Pre-sale Stones tickets

I've got mine - at least I've got my *invitation* to accompany a frisky young thang to Key Arena, and I fully intend to keep in her good books at least until the concert is over.

In fact, I'll also buy my own tickets and either use them if we have a bust-up, or tout them on the day.

This having to dance careful attendance on FYT is turning me uncharacteristically solicitous and respectful and is already putting an intolerable strain on our quirky 'relationship'.
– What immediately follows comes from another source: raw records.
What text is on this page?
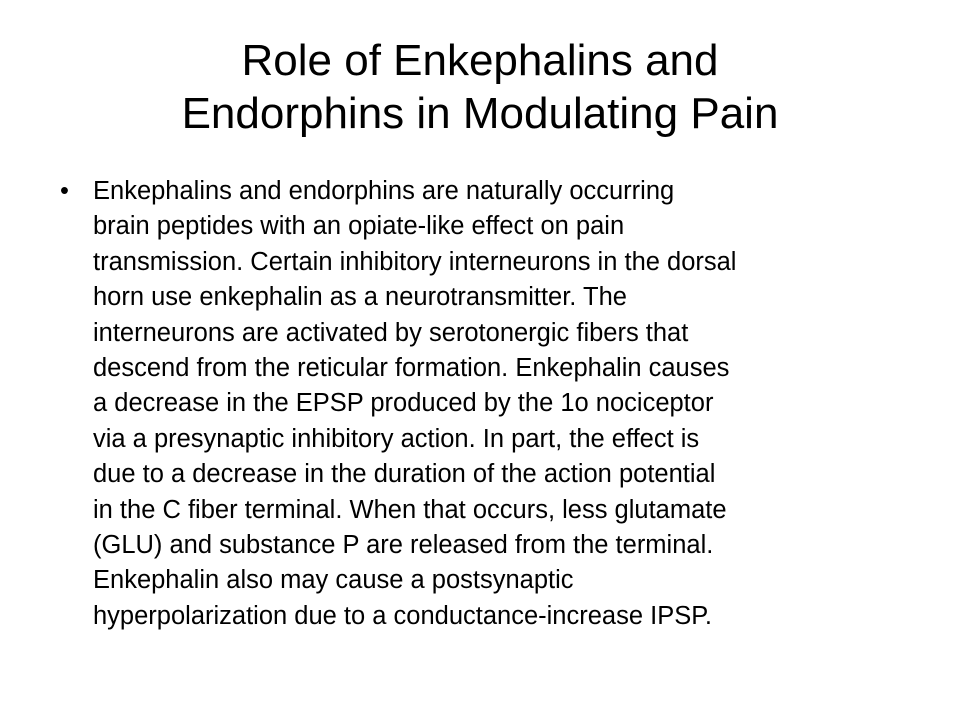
Role of Enkephalins and
Endorphins in Modulating Pain
• Enkephalins and endorphins are naturally occurring
brain peptides with an opiate-like effect on pain
transmission. Certain inhibitory interneurons in the dorsal
horn use enkephalin as a neurotransmitter. The
interneurons are activated by serotonergic fibers that
descend from the reticular formation. Enkephalin causes
a decrease in the EPSP produced by the 1o nociceptor
via a presynaptic inhibitory action. In part, the effect is
due to a decrease in the duration of the action potential
in the C fiber terminal. When that occurs, less glutamate
(GLU) and substance P are released from the terminal.
Enkephalin also may cause a postsynaptic
hyperpolarization due to a conductance-increase IPSP.
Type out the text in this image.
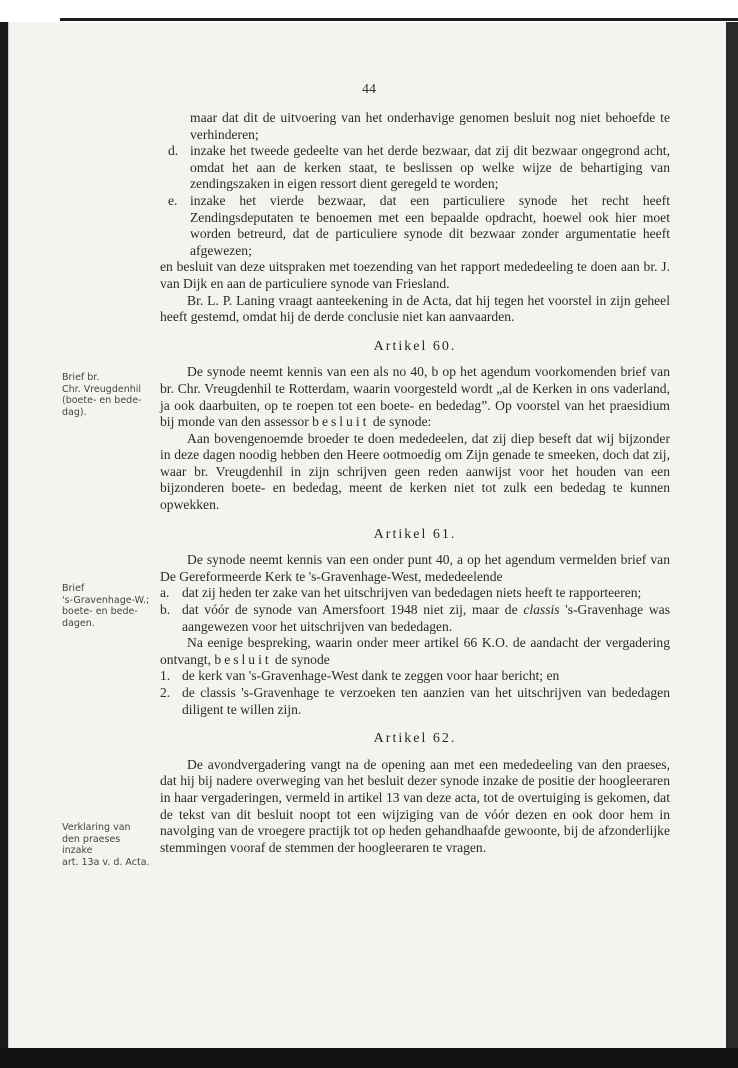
44

Brief br.

Chr. Vreugdenhil

(boete- en bede-

dag).

Brief

's-Gravenhage-W.;

boete- en bede-

dagen.

Verklaring van

den praeses inzake

art. 13a v. d. Acta.

maar dat dit de uitvoering van het onderhavige genomen besluit nog niet behoefde te verhinderen;

d. inzake het tweede gedeelte van het derde bezwaar, dat zij dit bezwaar ongegrond acht, omdat het aan de kerken staat, te beslissen op welke wijze de behartiging van zendingszaken in eigen ressort dient geregeld te worden;
e. inzake het vierde bezwaar, dat een particuliere synode het recht heeft Zendingsdeputaten te benoemen met een bepaalde opdracht, hoewel ook hier moet worden betreurd, dat de particuliere synode dit bezwaar zonder argumentatie heeft afgewezen;

en besluit van deze uitspraken met toezending van het rapport mededeeling te doen aan br. J. van Dijk en aan de particuliere synode van Friesland.

Br. L. P. Laning vraagt aanteekening in de Acta, dat hij tegen het voorstel in zijn geheel heeft gestemd, omdat hij de derde conclusie niet kan aanvaarden.

Artikel 60.

De synode neemt kennis van een als no 40, b op het agendum voorkomenden brief van br. Chr. Vreugdenhil te Rotterdam, waarin voorgesteld wordt „al de Kerken in ons vaderland, ja ook daarbuiten, op te roepen tot een boete- en bededag”. Op voorstel van het praesidium bij monde van den assessor besluit de synode:

Aan bovengenoemde broeder te doen mededeelen, dat zij diep beseft dat wij bijzonder in deze dagen noodig hebben den Heere ootmoedig om Zijn genade te smeeken, doch dat zij, waar br. Vreugdenhil in zijn schrijven geen reden aanwijst voor het houden van een bijzonderen boete- en bededag, meent de kerken niet tot zulk een bededag te kunnen opwekken.

Artikel 61.

De synode neemt kennis van een onder punt 40, a op het agendum vermelden brief van De Gereformeerde Kerk te 's-Gravenhage-West, mededeelende

a. dat zij heden ter zake van het uitschrijven van bededagen niets heeft te rapporteeren;
b. dat vóór de synode van Amersfoort 1948 niet zij, maar de classis 's-Gravenhage was aangewezen voor het uitschrijven van bededagen.

Na eenige bespreking, waarin onder meer artikel 66 K.O. de aandacht der vergadering ontvangt, besluit de synode

1. de kerk van 's-Gravenhage-West dank te zeggen voor haar bericht; en
2. de classis 's-Gravenhage te verzoeken ten aanzien van het uitschrijven van bededagen diligent te willen zijn.
Artikel 62.

De avondvergadering vangt na de opening aan met een mededeeling van den praeses, dat hij bij nadere overweging van het besluit dezer synode inzake de positie der hoogleeraren in haar vergaderingen, vermeld in artikel 13 van deze acta, tot de overtuiging is gekomen, dat de tekst van dit besluit noopt tot een wijziging van de vóór dezen en ook door hem in navolging van de vroegere practijk tot op heden gehandhaafde gewoonte, bij de afzonderlijke stemmingen vooraf de stemmen der hoogleeraren te vragen.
All of which reminds me of a foul-mouthed bullying distant relation with whom I used to have loud shouting matches in my arrogant teens and from whose dinner table I was constantly being dismissed by my embarrassed father to finish dessert in my freezing room. I could never understand why everyone was so wimpish and accommodating around him - it wasn't *that* much of a pleasure to be invited for those dour country weekends at the Sturrock Hall.

Anyway, the old curmudgeon finally kicked the bucket and - surprise - left me rather a hefty packet in his 12-page Will.

Turned out the old scrooge was worth a fortune from clever rubber plantation investments before the war and buying up half of bombed-out London in the early fifties.

Seems I was the only one who didn't know this, my parents not having thought it worth telling me since I was too far down the food chain to be a likely beneficiary.

Anyway, he actually referred to my "intolerable insouciance" and lack of manners in the presence of my elders and betters, wagering that I'd come to no good and had better have some pocket money to bail myself out of the inevitable tight corners I'd find myself in.

His nearest and dearest did get *something*, of course, for their "years of craven arse-licking and mincing imitations of a herd of Cotswold ewes", but not nearly what I suspect they hoped for. To the fury of his "prancing coxcomb" of a grandson, he left the Rolls and his hunters to his devoted manservant, his Chinnerys to Mrs Bidwell (his equally crotchety housekeeper), and the Hall and its fittings (plus £s for its upkeep) to the National Trust with the stern proviso it be not allowed to fall into the hands of "some upstart American".

They don't make 'em - and they certainly don't write Wills - like that any more.